Étant donné que l’utilisation de combustibles fossiles est censée être responsable du « point de basculement » du climat ou de « la perte de contrôle » ou toute autre description hystérique, l’idée est de remplacer ces carburants par des énergies renouvelables. Après 30 ans et des dépenses de milliers de milliards de £/$/€, seuls 11 à 12 % des besoins énergétiques mondiaux sont satisfaits de cette manière par l’hydroélectricité, le solaire, l’éolien, la géothermie, la bioénergie, les vagues et les marées. Tout cet argent est dépensé pour réduire les émissions de carbone à zéro en éliminant progressivement les combustibles fossiles relativement bon marché et certainement efficaces et en les remplaçant par des énergies renouvelables beaucoup plus chères et peu fiables, prétendument plus propres, mais qui ne le sont pas. L’énergie solaire ne peut pas être produite la nuit ni l’énergie éolienne lorsqu’il n’y a pas de vent et les coûts de stockage sont prohibitifs si possible. Tous nécessitent des systèmes de sauvegarde très coûteux pour éviter les pannes. (Au cours de l’hiver texan 2021, les éoliennes ont gelé car il faisait si froid, causant des décès par manque d’électricité.) La construction de panneaux solaires et batteries pour les voitures électriques en Chine est un scandale environnemental impliquant l’extraction de matières premières rares comme le lithium, le cobalt et le nickel sans même envisager l’utilisation éventuelle d’enfants ou de prisonniers politiques. Les panneaux doivent ensuite être transportés vers l’Ouest où les politiciens peuvent prétendre être «verts» alors qu’ils ne font que transférer la pollution ailleurs. Les coûts énergétiques de la fabrication des éoliennes dépassent de loin tout avantage possible de leur utilisation par intermittence lorsque le vent souffle. (Ils tuent également des millions d’oiseaux pris dans les pales et défigurent le paysage.) Créer de l’énergie «propre» de la biomasse en coupant des arbres en petits granulés est un scandale écologique lorsque des forêts vierges sont abattues et que le bois est transporté à l’autre bout du monde. Ces politiques de « zéro net » ont entraîné une réduction du niveau de vie de presque tout le monde, une situation aggravée par la fin probable des importations de gaz russe en Europe. 10 x plus de personnes meurent de froid que de chaleur chaque année y compris dans les pays occidentaux, un chiffre qui va probablement augmenter.

De toute façon, les signaux vertueux des politiciens sur le fait d’être « vert » ne font aucune différence pour le CO2 d’origine humaine, puisque, par exemple, des pays comme le Royaume-Uni ou la France n’en sont responsables que d’environ 1 % et que le CO2 produit aux États-Unis et dans d’autres pays occidentaux riches est en baisse avec les nouvelles technologies.
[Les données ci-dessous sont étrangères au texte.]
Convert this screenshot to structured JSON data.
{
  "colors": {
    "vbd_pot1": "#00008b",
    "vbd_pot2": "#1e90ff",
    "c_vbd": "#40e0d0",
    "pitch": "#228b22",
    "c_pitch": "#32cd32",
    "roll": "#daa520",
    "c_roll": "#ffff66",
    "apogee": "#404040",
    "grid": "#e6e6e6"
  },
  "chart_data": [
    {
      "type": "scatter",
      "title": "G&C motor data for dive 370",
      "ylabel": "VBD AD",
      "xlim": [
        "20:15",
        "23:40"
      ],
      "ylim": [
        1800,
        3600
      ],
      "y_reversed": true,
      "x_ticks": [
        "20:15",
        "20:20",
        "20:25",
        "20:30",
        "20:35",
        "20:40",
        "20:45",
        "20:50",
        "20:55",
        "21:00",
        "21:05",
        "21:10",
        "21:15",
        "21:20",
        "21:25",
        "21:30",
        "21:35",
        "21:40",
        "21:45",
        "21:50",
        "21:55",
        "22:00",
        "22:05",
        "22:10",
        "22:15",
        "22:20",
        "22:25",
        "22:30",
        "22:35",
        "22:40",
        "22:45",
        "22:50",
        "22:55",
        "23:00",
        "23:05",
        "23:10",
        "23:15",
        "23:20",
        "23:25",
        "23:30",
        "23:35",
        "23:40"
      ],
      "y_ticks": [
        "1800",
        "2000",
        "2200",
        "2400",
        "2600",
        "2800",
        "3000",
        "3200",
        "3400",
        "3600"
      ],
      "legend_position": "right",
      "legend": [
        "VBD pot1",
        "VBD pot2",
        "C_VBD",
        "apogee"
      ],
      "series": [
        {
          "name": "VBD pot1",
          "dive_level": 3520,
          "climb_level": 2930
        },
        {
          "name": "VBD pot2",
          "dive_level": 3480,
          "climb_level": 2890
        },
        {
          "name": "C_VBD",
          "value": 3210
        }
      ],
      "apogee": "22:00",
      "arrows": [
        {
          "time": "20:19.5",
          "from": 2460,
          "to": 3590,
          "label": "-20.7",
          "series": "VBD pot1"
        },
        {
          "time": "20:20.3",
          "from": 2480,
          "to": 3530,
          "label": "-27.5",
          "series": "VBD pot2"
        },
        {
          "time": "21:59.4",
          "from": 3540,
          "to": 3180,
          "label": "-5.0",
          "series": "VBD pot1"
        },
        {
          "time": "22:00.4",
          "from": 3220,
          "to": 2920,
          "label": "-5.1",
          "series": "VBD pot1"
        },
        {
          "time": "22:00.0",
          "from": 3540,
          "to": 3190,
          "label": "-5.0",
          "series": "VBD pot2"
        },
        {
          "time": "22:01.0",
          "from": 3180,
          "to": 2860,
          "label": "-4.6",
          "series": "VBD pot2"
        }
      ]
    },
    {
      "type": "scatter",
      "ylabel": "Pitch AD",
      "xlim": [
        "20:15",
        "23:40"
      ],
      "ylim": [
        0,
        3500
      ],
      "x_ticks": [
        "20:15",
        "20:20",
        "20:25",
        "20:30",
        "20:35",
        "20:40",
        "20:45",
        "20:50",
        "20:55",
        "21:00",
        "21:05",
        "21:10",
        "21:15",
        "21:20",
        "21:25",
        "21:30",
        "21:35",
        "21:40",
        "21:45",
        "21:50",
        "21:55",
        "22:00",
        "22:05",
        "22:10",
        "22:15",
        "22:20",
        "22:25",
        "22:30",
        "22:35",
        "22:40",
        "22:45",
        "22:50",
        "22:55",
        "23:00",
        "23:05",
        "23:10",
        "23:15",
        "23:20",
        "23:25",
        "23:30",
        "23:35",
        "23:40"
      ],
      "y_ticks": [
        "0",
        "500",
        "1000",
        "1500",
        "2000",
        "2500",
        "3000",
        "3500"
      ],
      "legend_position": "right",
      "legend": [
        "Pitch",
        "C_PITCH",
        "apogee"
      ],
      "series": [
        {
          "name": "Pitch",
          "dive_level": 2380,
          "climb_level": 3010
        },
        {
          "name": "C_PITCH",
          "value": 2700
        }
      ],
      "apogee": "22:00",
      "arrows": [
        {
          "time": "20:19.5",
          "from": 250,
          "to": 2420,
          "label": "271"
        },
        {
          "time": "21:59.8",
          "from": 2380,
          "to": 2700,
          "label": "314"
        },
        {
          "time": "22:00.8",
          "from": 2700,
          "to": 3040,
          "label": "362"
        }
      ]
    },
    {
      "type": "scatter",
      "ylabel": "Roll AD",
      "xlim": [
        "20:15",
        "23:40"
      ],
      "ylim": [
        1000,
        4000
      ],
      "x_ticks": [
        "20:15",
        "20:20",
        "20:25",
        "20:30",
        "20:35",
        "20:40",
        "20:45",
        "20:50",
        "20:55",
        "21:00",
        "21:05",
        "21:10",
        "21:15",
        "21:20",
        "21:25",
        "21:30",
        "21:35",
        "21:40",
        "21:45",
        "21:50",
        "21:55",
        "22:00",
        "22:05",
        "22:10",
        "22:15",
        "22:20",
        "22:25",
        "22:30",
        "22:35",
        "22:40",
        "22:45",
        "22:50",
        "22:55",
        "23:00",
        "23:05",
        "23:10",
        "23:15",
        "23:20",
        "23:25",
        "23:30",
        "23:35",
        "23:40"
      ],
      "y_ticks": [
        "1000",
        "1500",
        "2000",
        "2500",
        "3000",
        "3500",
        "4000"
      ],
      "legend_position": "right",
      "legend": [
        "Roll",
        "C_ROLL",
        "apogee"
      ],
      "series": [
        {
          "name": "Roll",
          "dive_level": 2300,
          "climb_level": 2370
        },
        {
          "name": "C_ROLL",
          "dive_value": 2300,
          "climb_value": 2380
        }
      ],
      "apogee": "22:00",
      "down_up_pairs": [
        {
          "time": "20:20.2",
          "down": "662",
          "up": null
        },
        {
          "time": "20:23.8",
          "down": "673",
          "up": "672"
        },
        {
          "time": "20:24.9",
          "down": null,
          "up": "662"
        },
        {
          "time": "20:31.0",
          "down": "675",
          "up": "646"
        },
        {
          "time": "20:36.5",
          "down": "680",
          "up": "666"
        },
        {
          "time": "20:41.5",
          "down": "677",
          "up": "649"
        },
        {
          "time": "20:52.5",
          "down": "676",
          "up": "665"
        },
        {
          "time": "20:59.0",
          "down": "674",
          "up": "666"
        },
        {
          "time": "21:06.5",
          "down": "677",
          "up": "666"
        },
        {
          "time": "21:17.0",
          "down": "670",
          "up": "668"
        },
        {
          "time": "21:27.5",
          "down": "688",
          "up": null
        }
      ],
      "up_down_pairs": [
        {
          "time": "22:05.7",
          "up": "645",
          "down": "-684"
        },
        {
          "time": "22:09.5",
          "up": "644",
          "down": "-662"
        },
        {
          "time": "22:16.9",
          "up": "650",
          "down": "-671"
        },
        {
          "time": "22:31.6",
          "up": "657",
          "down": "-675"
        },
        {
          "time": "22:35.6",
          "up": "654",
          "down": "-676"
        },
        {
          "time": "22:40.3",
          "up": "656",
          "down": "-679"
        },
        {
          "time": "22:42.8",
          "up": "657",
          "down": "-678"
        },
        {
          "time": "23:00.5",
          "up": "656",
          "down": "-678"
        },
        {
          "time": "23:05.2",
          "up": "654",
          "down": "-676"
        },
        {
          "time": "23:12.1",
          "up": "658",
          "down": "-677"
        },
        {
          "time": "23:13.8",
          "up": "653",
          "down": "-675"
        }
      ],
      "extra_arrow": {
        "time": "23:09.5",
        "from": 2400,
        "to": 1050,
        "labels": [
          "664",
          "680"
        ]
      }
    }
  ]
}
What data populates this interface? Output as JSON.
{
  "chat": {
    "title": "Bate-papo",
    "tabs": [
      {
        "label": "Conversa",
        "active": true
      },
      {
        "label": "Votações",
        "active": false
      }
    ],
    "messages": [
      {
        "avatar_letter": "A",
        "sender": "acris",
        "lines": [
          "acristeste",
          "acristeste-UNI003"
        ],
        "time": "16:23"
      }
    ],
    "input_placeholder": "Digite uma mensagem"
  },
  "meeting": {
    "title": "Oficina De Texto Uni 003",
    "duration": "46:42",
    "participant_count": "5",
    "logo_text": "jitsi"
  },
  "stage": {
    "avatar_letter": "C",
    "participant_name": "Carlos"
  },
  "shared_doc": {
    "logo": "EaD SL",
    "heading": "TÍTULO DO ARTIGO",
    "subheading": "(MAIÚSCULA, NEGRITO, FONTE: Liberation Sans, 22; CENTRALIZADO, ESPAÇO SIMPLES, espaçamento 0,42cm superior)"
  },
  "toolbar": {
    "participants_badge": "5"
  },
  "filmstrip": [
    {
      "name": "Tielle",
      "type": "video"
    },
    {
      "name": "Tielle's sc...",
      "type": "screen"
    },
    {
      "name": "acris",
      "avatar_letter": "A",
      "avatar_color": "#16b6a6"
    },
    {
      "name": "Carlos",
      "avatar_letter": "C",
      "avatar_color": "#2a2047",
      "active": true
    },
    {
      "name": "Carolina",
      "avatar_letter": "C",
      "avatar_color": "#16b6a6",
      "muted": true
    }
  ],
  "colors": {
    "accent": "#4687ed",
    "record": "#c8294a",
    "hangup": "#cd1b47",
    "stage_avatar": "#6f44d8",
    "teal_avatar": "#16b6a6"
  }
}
Aussi, puisque l’Afrique pourrait suivre le modèle de développement démographique et économique asiatique dans les 20 prochaines années, ce qui est décidé par les pays occidentaux est d’autant plus hors de propos. Malgré cela, les jeunes en particulier et le public en général ont appris à croire que l’Occident est responsable de tous les problèmes du monde sur ce sujet et sur de nombreux autres, mais la plupart du CO2 d’origine humaine est produit par la Chine, l’Inde et d’autres pays en développement. Ceci est parfaitement logique puisque c’est là que vivent la plupart des gens. La vérité est que la seule façon de réduire le CO2 lié à l’homme est que les gens arrêtent de respirer et meurent. Les fascistes du climat suggèrent qu’une population mondiale de la moitié des niveaux actuels serait préférable sans suggérer comment cela serait réalisé.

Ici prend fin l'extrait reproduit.